Julie Blackmon has transfixed the contemporary art world with images of her children, nieces, nephews and friends (and their children). As the oldest of nine children herself, Blackmon has always been fascinated by family life, and her photographs are crammed with children and adults, everyday objects, toys and playthings. The subjects in the distance are often as fascinating as those highlighted in the foreground, and even the figures barely visible, hidden behind doors or windows, add a sometimes sinister, always intriguing element to the scene. Following the success of the bestselling volume Domestic Variations (2009), Homegrown shows how Blackmon's style has evolved, as she continues to capture the tensions between the harmony and disarray of domestic life. Though her photographs continue to be undeniably contemporary, references to classic painting and portraiture can be detected: the influence of seventeenth-century Dutch painter Jan Steen mixes with more contemporary figures, such as Balthus, Edward Gorey, Tim Burton and Federico Fellini. Included in this new volume are 45 works made from 2009-2014, along with an introduction by renowned poet Billy Collins and an interview by the actress Reese Witherspoon.
Julie Blackmon (born 1966) is a Missouri-based photographer who has amassed many honors since beginning her career just a few years ago. Her work has appeared in such publications as The New York Times Magazine, The New Yorker and Vanity Fair, and can be found in the collections of the Kemper Museum of Art in Kansas City, the Toledo Museum of Art, the Portland Museum of Art in Oregon and the Museum of Fine Arts in Houston, among others.
Published by Radius Books. Interview by Alison Nordstrom.

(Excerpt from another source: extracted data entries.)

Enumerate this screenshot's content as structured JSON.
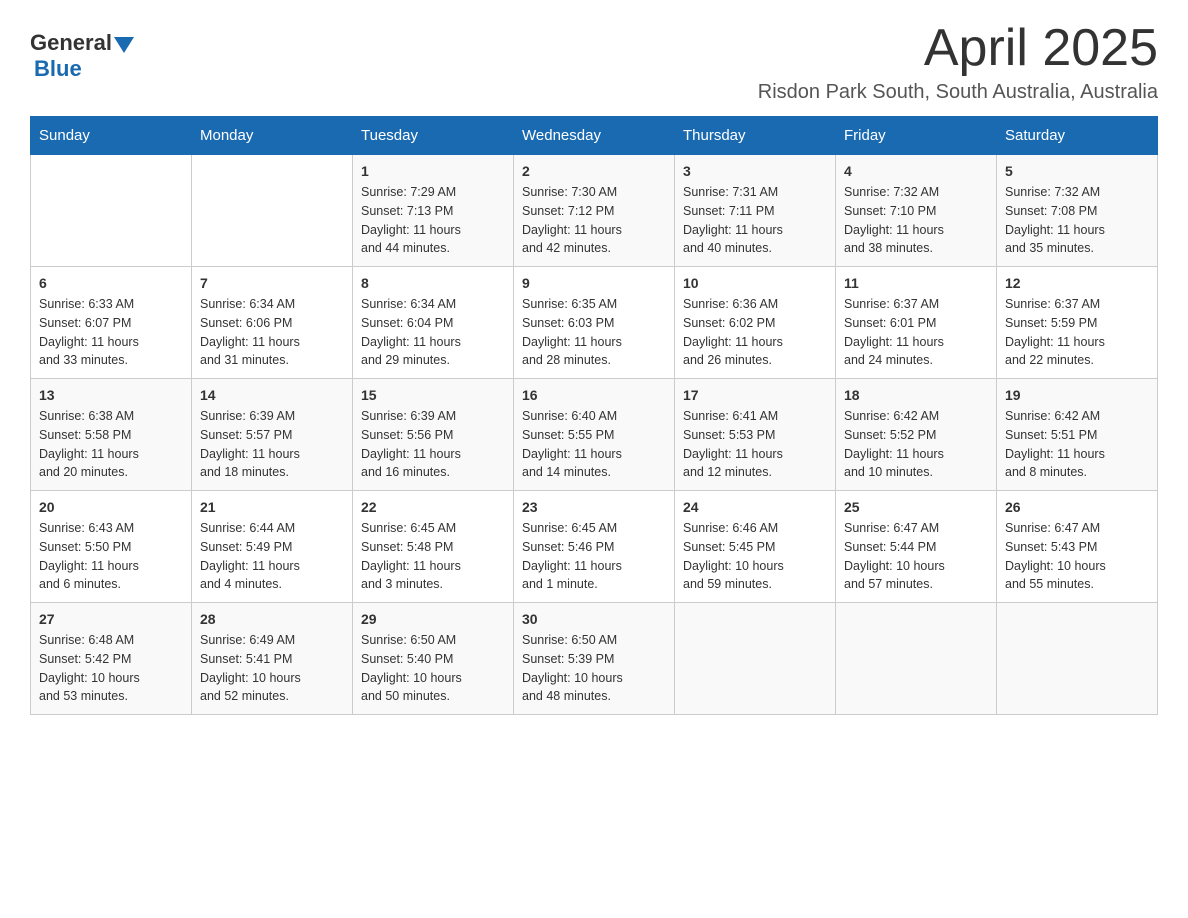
{
  "logo": {
    "text_general": "General",
    "text_blue": "Blue",
    "triangle_color": "#1a6ab1"
  },
  "header": {
    "month_title": "April 2025",
    "location": "Risdon Park South, South Australia, Australia"
  },
  "days_of_week": [
    "Sunday",
    "Monday",
    "Tuesday",
    "Wednesday",
    "Thursday",
    "Friday",
    "Saturday"
  ],
  "weeks": [
    [
      {
        "day": "",
        "info": ""
      },
      {
        "day": "",
        "info": ""
      },
      {
        "day": "1",
        "info": "Sunrise: 7:29 AM\nSunset: 7:13 PM\nDaylight: 11 hours\nand 44 minutes."
      },
      {
        "day": "2",
        "info": "Sunrise: 7:30 AM\nSunset: 7:12 PM\nDaylight: 11 hours\nand 42 minutes."
      },
      {
        "day": "3",
        "info": "Sunrise: 7:31 AM\nSunset: 7:11 PM\nDaylight: 11 hours\nand 40 minutes."
      },
      {
        "day": "4",
        "info": "Sunrise: 7:32 AM\nSunset: 7:10 PM\nDaylight: 11 hours\nand 38 minutes."
      },
      {
        "day": "5",
        "info": "Sunrise: 7:32 AM\nSunset: 7:08 PM\nDaylight: 11 hours\nand 35 minutes."
      }
    ],
    [
      {
        "day": "6",
        "info": "Sunrise: 6:33 AM\nSunset: 6:07 PM\nDaylight: 11 hours\nand 33 minutes."
      },
      {
        "day": "7",
        "info": "Sunrise: 6:34 AM\nSunset: 6:06 PM\nDaylight: 11 hours\nand 31 minutes."
      },
      {
        "day": "8",
        "info": "Sunrise: 6:34 AM\nSunset: 6:04 PM\nDaylight: 11 hours\nand 29 minutes."
      },
      {
        "day": "9",
        "info": "Sunrise: 6:35 AM\nSunset: 6:03 PM\nDaylight: 11 hours\nand 28 minutes."
      },
      {
        "day": "10",
        "info": "Sunrise: 6:36 AM\nSunset: 6:02 PM\nDaylight: 11 hours\nand 26 minutes."
      },
      {
        "day": "11",
        "info": "Sunrise: 6:37 AM\nSunset: 6:01 PM\nDaylight: 11 hours\nand 24 minutes."
      },
      {
        "day": "12",
        "info": "Sunrise: 6:37 AM\nSunset: 5:59 PM\nDaylight: 11 hours\nand 22 minutes."
      }
    ],
    [
      {
        "day": "13",
        "info": "Sunrise: 6:38 AM\nSunset: 5:58 PM\nDaylight: 11 hours\nand 20 minutes."
      },
      {
        "day": "14",
        "info": "Sunrise: 6:39 AM\nSunset: 5:57 PM\nDaylight: 11 hours\nand 18 minutes."
      },
      {
        "day": "15",
        "info": "Sunrise: 6:39 AM\nSunset: 5:56 PM\nDaylight: 11 hours\nand 16 minutes."
      },
      {
        "day": "16",
        "info": "Sunrise: 6:40 AM\nSunset: 5:55 PM\nDaylight: 11 hours\nand 14 minutes."
      },
      {
        "day": "17",
        "info": "Sunrise: 6:41 AM\nSunset: 5:53 PM\nDaylight: 11 hours\nand 12 minutes."
      },
      {
        "day": "18",
        "info": "Sunrise: 6:42 AM\nSunset: 5:52 PM\nDaylight: 11 hours\nand 10 minutes."
      },
      {
        "day": "19",
        "info": "Sunrise: 6:42 AM\nSunset: 5:51 PM\nDaylight: 11 hours\nand 8 minutes."
      }
    ],
    [
      {
        "day": "20",
        "info": "Sunrise: 6:43 AM\nSunset: 5:50 PM\nDaylight: 11 hours\nand 6 minutes."
      },
      {
        "day": "21",
        "info": "Sunrise: 6:44 AM\nSunset: 5:49 PM\nDaylight: 11 hours\nand 4 minutes."
      },
      {
        "day": "22",
        "info": "Sunrise: 6:45 AM\nSunset: 5:48 PM\nDaylight: 11 hours\nand 3 minutes."
      },
      {
        "day": "23",
        "info": "Sunrise: 6:45 AM\nSunset: 5:46 PM\nDaylight: 11 hours\nand 1 minute."
      },
      {
        "day": "24",
        "info": "Sunrise: 6:46 AM\nSunset: 5:45 PM\nDaylight: 10 hours\nand 59 minutes."
      },
      {
        "day": "25",
        "info": "Sunrise: 6:47 AM\nSunset: 5:44 PM\nDaylight: 10 hours\nand 57 minutes."
      },
      {
        "day": "26",
        "info": "Sunrise: 6:47 AM\nSunset: 5:43 PM\nDaylight: 10 hours\nand 55 minutes."
      }
    ],
    [
      {
        "day": "27",
        "info": "Sunrise: 6:48 AM\nSunset: 5:42 PM\nDaylight: 10 hours\nand 53 minutes."
      },
      {
        "day": "28",
        "info": "Sunrise: 6:49 AM\nSunset: 5:41 PM\nDaylight: 10 hours\nand 52 minutes."
      },
      {
        "day": "29",
        "info": "Sunrise: 6:50 AM\nSunset: 5:40 PM\nDaylight: 10 hours\nand 50 minutes."
      },
      {
        "day": "30",
        "info": "Sunrise: 6:50 AM\nSunset: 5:39 PM\nDaylight: 10 hours\nand 48 minutes."
      },
      {
        "day": "",
        "info": ""
      },
      {
        "day": "",
        "info": ""
      },
      {
        "day": "",
        "info": ""
      }
    ]
  ]
}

The Dutch saying “a Jan Steen household” originated in the seventeenth century and has come to refer to a home in disarray, full of rowdy children and boisterous family gatherings. The paintings of Steen, along with those of other Dutch and Flemish genre painters, are the direct inspiration behind the layered domestic scenes of Julie Blackmon’s photographic work. Raised as the oldest of nine children, and the mother of three herself, Blackmon takes an approach to her work that is at once autobiographical and fictional. According to Anne Wilkes Tucker of The Museum of Fine Arts Houston, Blackmon has “taken a subject that is ripe for cliché--mother photographing children--and through the subtle, digital manipulations, the use of color and highly graphic images, she’s given it humor and edge and taken the subject somewhere fresh.”